One of the things that I noticed is that the code can be optimized
significantly if we know the common case so that we can optimize that path
at the expense of less common path. At times I saw wild difference in
performance just by a very small change in the source. I could attribute
the difference to code blocks having moved and differently placed jump
instructions or change in register allocations impacting the common case
more. This could be avoided if we know the common case.
The common case is not visible or obvious to low level tools. It is easier
to write the code in a low level language like C such that it is closer to
how it will run on the processor, we can also easily influence gcc from the
source level. It is harder to do the same in a high level language like
Haskell. Perhaps there is no point in doing so. What we can do instead is
to use the llvm toolchain to perform feedback directed optimization and it
will adjust the low level code accordingly based on your feedback runs.
That will be entirely free since it can be done at the llvm level.

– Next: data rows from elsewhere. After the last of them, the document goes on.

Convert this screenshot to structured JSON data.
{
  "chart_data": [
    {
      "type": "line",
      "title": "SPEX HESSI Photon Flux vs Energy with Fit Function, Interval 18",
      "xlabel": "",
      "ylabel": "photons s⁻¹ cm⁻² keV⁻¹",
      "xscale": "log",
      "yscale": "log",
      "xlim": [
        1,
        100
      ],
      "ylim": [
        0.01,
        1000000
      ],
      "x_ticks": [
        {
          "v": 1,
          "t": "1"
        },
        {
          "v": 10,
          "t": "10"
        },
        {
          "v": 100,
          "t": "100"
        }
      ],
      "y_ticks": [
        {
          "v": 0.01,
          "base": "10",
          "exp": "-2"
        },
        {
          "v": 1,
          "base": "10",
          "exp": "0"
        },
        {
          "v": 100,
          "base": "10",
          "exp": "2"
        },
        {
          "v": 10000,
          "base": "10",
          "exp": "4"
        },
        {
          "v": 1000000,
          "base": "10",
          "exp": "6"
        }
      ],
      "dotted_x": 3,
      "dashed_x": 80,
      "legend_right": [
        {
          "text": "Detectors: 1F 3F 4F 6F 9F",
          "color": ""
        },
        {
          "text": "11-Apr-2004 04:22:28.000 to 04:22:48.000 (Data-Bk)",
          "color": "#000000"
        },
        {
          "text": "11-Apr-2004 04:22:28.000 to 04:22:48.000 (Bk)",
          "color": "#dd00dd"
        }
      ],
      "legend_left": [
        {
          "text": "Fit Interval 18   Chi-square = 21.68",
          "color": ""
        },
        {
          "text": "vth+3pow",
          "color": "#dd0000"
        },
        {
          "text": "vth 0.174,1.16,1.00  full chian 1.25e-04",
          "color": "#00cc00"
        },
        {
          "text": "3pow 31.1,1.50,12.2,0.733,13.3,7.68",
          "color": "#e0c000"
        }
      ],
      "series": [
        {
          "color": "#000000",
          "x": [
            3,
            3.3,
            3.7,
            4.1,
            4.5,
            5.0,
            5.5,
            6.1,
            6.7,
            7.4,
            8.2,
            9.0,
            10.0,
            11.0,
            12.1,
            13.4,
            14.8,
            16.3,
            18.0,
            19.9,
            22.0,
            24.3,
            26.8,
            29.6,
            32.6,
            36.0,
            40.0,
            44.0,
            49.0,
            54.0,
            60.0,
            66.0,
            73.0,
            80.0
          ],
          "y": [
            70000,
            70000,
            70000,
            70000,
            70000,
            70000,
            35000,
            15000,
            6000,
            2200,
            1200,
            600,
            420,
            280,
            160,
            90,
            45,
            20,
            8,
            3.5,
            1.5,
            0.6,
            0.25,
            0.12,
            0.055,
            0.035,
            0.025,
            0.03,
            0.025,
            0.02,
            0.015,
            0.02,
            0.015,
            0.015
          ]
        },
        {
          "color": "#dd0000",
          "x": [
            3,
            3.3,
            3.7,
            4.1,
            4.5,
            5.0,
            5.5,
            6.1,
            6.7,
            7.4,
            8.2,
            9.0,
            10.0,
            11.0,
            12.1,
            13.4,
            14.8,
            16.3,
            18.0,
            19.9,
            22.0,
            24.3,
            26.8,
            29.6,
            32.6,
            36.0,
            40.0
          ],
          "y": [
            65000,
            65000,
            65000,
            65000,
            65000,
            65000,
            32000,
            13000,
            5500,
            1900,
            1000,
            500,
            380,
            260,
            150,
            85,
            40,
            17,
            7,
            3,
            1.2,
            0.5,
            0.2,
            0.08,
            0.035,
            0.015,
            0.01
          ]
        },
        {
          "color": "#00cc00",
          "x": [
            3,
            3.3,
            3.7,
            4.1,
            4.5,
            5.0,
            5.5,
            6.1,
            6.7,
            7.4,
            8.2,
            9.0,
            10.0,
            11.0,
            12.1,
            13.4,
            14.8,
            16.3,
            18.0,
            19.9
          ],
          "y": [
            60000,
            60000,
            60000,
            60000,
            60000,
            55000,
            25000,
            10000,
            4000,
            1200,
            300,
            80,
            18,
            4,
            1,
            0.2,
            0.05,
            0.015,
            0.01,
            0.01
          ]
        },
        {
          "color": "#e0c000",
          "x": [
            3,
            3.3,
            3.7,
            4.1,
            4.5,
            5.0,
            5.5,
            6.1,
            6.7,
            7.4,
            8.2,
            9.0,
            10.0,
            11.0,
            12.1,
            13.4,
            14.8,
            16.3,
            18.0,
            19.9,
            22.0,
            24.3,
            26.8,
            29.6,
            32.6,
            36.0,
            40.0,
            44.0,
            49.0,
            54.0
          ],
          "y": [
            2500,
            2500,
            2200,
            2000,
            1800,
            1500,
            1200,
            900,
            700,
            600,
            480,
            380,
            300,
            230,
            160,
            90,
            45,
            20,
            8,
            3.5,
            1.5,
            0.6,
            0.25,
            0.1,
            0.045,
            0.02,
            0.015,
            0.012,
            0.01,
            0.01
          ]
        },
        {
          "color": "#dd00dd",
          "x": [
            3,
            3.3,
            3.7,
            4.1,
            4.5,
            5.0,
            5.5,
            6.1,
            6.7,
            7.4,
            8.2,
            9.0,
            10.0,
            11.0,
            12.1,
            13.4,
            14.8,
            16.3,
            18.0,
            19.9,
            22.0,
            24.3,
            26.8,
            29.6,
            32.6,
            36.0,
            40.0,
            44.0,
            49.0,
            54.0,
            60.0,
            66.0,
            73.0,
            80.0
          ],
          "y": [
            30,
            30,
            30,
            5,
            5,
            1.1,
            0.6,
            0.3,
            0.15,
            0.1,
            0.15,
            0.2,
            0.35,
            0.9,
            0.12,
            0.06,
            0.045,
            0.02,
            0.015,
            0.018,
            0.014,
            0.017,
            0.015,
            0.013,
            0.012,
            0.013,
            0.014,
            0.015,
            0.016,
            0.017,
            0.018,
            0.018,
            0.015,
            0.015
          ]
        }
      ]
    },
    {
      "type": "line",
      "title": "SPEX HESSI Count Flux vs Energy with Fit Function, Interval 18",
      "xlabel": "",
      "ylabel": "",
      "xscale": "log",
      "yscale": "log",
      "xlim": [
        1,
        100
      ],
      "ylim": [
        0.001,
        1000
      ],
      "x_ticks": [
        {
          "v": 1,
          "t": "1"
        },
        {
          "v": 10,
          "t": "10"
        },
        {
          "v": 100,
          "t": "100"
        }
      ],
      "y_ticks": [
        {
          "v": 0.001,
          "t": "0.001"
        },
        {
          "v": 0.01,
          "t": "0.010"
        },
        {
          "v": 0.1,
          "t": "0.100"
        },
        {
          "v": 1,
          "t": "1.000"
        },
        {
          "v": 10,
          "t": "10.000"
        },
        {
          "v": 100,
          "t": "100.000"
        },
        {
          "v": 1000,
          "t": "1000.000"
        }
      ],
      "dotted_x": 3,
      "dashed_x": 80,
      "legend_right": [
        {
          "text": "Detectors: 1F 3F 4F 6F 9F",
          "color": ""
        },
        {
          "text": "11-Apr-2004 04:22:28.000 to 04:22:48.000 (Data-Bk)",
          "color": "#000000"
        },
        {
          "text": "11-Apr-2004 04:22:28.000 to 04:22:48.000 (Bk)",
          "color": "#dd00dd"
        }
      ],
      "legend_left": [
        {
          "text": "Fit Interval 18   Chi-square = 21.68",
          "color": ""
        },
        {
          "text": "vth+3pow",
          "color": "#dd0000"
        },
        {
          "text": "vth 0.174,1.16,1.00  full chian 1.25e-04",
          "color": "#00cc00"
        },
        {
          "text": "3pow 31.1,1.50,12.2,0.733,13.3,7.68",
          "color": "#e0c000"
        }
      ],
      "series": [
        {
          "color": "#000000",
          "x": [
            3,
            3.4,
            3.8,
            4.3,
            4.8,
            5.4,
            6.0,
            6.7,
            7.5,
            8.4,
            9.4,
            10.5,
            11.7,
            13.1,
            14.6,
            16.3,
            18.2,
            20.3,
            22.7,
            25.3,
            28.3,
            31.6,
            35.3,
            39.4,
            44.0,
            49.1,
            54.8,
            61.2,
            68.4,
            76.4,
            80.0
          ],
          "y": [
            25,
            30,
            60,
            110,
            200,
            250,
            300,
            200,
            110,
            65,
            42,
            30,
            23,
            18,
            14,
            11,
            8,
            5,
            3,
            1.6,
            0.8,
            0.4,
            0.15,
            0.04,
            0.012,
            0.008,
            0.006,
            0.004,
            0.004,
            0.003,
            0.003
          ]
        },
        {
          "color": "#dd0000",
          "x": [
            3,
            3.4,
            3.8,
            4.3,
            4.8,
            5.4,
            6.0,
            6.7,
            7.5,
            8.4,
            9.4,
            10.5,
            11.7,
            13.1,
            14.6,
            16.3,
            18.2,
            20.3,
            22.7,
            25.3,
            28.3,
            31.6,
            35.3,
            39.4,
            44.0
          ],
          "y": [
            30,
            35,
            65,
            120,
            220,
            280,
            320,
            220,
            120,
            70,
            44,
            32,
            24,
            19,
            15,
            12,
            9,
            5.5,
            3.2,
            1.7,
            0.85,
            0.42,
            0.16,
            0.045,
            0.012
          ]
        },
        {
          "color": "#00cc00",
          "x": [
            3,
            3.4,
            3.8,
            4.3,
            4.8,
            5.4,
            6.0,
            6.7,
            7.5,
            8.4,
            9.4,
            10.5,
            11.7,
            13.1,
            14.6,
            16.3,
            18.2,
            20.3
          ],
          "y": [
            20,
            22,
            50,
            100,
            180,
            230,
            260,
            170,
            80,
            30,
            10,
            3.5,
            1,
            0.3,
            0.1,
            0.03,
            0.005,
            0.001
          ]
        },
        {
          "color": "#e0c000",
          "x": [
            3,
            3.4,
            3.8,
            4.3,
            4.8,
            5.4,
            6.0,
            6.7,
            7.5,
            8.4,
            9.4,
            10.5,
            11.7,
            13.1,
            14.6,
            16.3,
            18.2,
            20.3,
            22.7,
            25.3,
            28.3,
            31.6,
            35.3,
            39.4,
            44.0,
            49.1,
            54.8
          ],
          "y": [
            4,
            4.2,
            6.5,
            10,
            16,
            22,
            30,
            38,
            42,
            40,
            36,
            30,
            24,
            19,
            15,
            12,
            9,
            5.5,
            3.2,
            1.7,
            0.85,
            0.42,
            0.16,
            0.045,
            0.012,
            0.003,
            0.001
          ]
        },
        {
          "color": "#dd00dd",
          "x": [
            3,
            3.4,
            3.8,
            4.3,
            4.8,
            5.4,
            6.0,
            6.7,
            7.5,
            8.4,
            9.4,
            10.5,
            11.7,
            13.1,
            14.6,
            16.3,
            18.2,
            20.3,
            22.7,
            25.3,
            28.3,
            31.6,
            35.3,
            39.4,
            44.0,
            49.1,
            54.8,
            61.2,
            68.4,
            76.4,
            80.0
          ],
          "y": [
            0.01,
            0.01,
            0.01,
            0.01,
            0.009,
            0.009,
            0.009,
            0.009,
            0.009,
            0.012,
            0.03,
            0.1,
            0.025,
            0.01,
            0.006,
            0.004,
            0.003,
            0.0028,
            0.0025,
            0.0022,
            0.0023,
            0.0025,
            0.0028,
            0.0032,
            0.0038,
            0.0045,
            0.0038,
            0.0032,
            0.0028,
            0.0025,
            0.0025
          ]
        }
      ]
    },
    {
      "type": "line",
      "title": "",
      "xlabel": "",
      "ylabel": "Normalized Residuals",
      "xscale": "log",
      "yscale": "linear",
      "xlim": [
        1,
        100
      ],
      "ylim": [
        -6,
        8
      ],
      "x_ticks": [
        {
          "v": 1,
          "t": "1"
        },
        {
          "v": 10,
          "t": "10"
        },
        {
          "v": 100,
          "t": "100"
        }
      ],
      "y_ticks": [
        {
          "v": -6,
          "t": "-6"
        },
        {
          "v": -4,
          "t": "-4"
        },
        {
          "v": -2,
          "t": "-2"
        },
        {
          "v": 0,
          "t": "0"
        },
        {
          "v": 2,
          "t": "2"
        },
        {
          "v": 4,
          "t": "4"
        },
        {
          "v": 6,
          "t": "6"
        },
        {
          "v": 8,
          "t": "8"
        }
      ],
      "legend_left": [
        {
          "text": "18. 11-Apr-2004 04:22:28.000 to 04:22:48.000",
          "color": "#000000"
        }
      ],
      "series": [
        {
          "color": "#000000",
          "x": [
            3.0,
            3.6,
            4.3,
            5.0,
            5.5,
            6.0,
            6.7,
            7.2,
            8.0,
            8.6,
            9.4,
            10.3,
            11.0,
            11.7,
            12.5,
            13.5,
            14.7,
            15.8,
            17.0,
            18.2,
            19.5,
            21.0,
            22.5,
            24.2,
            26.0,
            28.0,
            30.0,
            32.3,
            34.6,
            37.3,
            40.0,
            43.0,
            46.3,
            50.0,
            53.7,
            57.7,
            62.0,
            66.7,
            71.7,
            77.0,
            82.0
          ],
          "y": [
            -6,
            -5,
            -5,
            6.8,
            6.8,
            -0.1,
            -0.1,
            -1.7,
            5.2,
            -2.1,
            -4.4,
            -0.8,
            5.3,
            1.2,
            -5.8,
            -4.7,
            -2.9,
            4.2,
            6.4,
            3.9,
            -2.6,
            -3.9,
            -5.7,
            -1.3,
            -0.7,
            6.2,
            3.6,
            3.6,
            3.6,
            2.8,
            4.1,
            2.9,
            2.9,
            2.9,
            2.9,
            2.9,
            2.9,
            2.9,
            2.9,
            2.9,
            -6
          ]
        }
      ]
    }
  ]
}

My point is that it will pay off in things like that if we invest in
integrating llvm better.
On 16 June 2016 at 16:48, Karel Gardas <karel.gardas at centrum.cz> wrote:
> On 06/16/16 12:53 PM, Harendra Kumar wrote:
>> A thought that came to my mind was whether we should focus on getting
>> better code out of the llvm backend or the native code generator. LLVM
>> seems pretty good at the specialized task of code generation and low
>> level optimization, it is well funded, widely used and has a big
>> community support. That allows us to leverage that huge effort and take
>> advantage of the new developments. Does it make sense to outsource the
>> code generation and low level optimization tasks to llvm and ghc
>> focussing on higher level optimizations which are harder to do at the
>> llvm level? What are the downsides of using llvm exclusively in future?